MUSINGS
Tadaima!
(Japanese for “I’m home now!”)
Cynthia Eisho Morrow
September 2023
It’s April 24th, 2023, and I’m nervously sitting in a chair at a barber shop just south of Kyoto Station in Japan. An adorable, young Japanese woman takes the electric razor up against the side of my head… bzzzzz…. bzzzzz…. I watch as thick, long clumps of curly tresses fall to the floor. Gazing in the mirror, I start to dissociate. “Be here for this!!”, I tell myself, drawing my attention back to my midline. My breath deepens as I observe in the mirror this radical act. After about 10 minutes, she beams at my newly bald head and proclaims, “Kawaii!”, which means, “Cute!”. The next day, I arrive at the monastery gates high on a mountain for my 60-day initiation to become a Tendai priest.
A prerequisite for all who enter the Hieizan Gyoin for “shugyo” (spiritual training), the shaving of the hair is an act of relinquishing attachment to ego. It is said that our attachment to ego or self—clinging to fixed ideas of who we are based on our conditioned patterns of what we like and don’t like—keeps us from being able to see and understand things and beings as they really are. Keeps us from being truly free and limits our capacity to help others.
In our earth-based rites of passage work, this act of shaving the hair is an example of Severence. Through the power of our intention, we cut the ties to the old life and to what no longer serves as preparation for ceremony. The Gyoin, in addition to being an extraordinary opportunity to learn about Tendai Buddhism, is training ground for seeing our own fixations and obscurations, and relinquishing them for the benefit of all beings.
During the ensuing 60-day road of trials, my Dharma siblings and I endured the total absence of free time, the intricate rules to follow, the physical pain and exhaustion from 3,000 prostrations in 3 days, the pressure wounds and constant numbness in our feet from sitting in seiza meditation posture so many hours every day, the mental fatigue from having to memorize so many things, the chronic sleep deprivation, the weight loss. Being stripped bare of all our worldly habits that maximize comfort and ease, we are challenged to meet ourselves more deeply than we would ever engineer if it were up to us. In the midst of all this, we are learning about the Dharma from accomplished teachers, meditating and chanting together, performing ancient ceremonies, all on a beautifully forested mountain top where priests have been initiated in this same way for over 1,200 years.
In our modern-day rites of passage work, this is the Threshold – the liminal place of separating the wheat from the chaff. Through the pressure of forces beyond ourselves, we are cracked open to something beyond ego, beyond our own preferences and capacity to control our reality. It might be the ferocious wind storms, the searing heat, the frigid cold, the hunger from days of fasting, the meeting of ourselves deeply in solitary silence. Brought to our knees, we might remember our early pain and strategies for coping. Perhaps there can be healing when this is held with the intention of ceremony. We might find a humility that puts us on the same playing field as the essential nature of all other beings. Breath-after-breath, moment-by-moment is how we move along the path. If all goes well, we might find kindness and compassion, from others, for others, for ourselves. Perhaps we might touch a freedom within that cannot ever be taken away.

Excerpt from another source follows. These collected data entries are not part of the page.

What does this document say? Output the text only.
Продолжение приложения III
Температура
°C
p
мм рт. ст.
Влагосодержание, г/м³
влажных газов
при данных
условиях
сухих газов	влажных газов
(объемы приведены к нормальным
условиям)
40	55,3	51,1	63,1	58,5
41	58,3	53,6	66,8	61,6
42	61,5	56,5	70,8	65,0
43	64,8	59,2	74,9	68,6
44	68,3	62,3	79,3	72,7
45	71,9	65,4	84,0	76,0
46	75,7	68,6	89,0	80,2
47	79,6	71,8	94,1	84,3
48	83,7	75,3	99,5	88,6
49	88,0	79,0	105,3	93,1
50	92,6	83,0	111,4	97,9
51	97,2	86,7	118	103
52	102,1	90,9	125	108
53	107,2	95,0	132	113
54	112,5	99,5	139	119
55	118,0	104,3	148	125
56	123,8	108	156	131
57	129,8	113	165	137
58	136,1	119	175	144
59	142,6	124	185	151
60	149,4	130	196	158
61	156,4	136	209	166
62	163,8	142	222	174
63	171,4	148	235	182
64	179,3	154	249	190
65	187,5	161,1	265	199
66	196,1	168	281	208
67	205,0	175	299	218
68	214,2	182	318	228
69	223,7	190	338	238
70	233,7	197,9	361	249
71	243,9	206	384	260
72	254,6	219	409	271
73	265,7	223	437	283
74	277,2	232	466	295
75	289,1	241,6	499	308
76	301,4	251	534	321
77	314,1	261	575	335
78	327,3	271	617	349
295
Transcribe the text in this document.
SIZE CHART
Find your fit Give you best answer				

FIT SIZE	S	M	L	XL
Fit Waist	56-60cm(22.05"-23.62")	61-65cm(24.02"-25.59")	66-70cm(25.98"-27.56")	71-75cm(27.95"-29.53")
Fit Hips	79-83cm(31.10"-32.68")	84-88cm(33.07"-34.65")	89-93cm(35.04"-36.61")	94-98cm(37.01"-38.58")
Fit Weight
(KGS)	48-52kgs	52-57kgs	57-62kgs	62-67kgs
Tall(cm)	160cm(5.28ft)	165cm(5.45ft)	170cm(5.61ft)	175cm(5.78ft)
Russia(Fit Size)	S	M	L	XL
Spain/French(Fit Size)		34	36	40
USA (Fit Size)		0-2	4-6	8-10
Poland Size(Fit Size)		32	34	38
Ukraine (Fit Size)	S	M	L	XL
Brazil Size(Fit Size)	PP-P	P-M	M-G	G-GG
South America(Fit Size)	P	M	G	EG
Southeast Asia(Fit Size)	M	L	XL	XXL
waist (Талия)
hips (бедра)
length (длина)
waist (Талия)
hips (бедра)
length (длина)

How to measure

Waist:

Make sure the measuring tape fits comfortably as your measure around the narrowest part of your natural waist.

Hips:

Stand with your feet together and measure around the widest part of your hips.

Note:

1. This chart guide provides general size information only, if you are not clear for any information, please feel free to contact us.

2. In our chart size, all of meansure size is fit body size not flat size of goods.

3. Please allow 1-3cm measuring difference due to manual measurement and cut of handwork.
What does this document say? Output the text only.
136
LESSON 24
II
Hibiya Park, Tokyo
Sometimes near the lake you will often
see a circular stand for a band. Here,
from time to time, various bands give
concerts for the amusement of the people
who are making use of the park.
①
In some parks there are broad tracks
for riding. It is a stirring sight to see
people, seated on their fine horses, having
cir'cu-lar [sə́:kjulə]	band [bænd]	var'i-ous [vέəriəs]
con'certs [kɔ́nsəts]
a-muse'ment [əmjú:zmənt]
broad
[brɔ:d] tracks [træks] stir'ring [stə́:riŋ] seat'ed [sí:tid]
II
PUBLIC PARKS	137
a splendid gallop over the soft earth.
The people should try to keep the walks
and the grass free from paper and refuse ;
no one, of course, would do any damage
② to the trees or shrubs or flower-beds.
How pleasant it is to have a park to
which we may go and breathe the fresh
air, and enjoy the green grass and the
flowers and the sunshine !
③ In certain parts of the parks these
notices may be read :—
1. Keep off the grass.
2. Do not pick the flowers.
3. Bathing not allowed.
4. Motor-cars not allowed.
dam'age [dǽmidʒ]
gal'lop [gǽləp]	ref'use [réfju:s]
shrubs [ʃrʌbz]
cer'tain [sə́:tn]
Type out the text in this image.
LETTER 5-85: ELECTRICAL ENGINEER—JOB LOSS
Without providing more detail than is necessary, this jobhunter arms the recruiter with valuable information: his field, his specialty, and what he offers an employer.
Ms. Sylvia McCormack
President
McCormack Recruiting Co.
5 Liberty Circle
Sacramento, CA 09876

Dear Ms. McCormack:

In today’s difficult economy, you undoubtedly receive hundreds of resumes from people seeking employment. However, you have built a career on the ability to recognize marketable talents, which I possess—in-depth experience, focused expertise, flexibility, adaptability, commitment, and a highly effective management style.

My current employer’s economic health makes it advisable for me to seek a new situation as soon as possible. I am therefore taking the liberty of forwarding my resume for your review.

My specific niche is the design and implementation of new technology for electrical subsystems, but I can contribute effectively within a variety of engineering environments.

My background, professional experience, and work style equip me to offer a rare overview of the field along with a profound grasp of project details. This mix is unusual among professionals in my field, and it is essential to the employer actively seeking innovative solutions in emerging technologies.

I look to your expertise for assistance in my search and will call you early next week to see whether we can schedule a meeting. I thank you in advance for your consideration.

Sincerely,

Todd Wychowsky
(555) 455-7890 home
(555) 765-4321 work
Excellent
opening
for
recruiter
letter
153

In the strictness of the monastery environment, the compassion and kindnesses shown will never leave me. The extra support around language difficulties, the warm clothes lent, the woman in the kitchen who always efforted to make my food gluten-free, the teachers who saw me trying and met me with tenderness and understanding, the assistants who snuck us treats, the sly smiles and secret laughter, the love letters from family and friends. When all is stripped away, it’s true what they say, love is everything.
Fast forward to this moment of writing in September so close to Equinox. It is now 2-1/2 months since returning from Japan, and time for my official return to EarthWays after a year’s sabbatical. In our rites of passage landscape, I find myself knee-deep in Incorporation—the most challenging phase of all—bringing the gifts home. How does the ordeal of monastery training mirror the rites of passage work we do on the land, and how will my life and my work incorporate and transmit some of the wisdom gained through this experience?
Now only one season into the year-long incorporation road ahead, there’s not much I know yet. However, I return to a summer of extreme climate events like we have not before seen, resulting in a shocking number of lives lost. Maui. Morocco. Libya. I shudder as I consider the hand we have played in our warming earth. Being attached to comfort is understandable, but in our privileged first world, our unconscious entitlement to that comfort casts a very large shadow upon the earth community. Who pays the price? Ultimately, we all do. Our actions, no matter how conscious we are of them, affect all other beings in our world. What will it take for us to really get that? What will it take for us to meet suffering with an open heart rather than turn away? Will we continue to live out of our self-preservation strategies fueled by greed and aversion, or do what we can to invest in a way that is as sustaining as possible for all? In truth, we have more freedom, power, and love than we can possibly imagine. How might we choose to use it?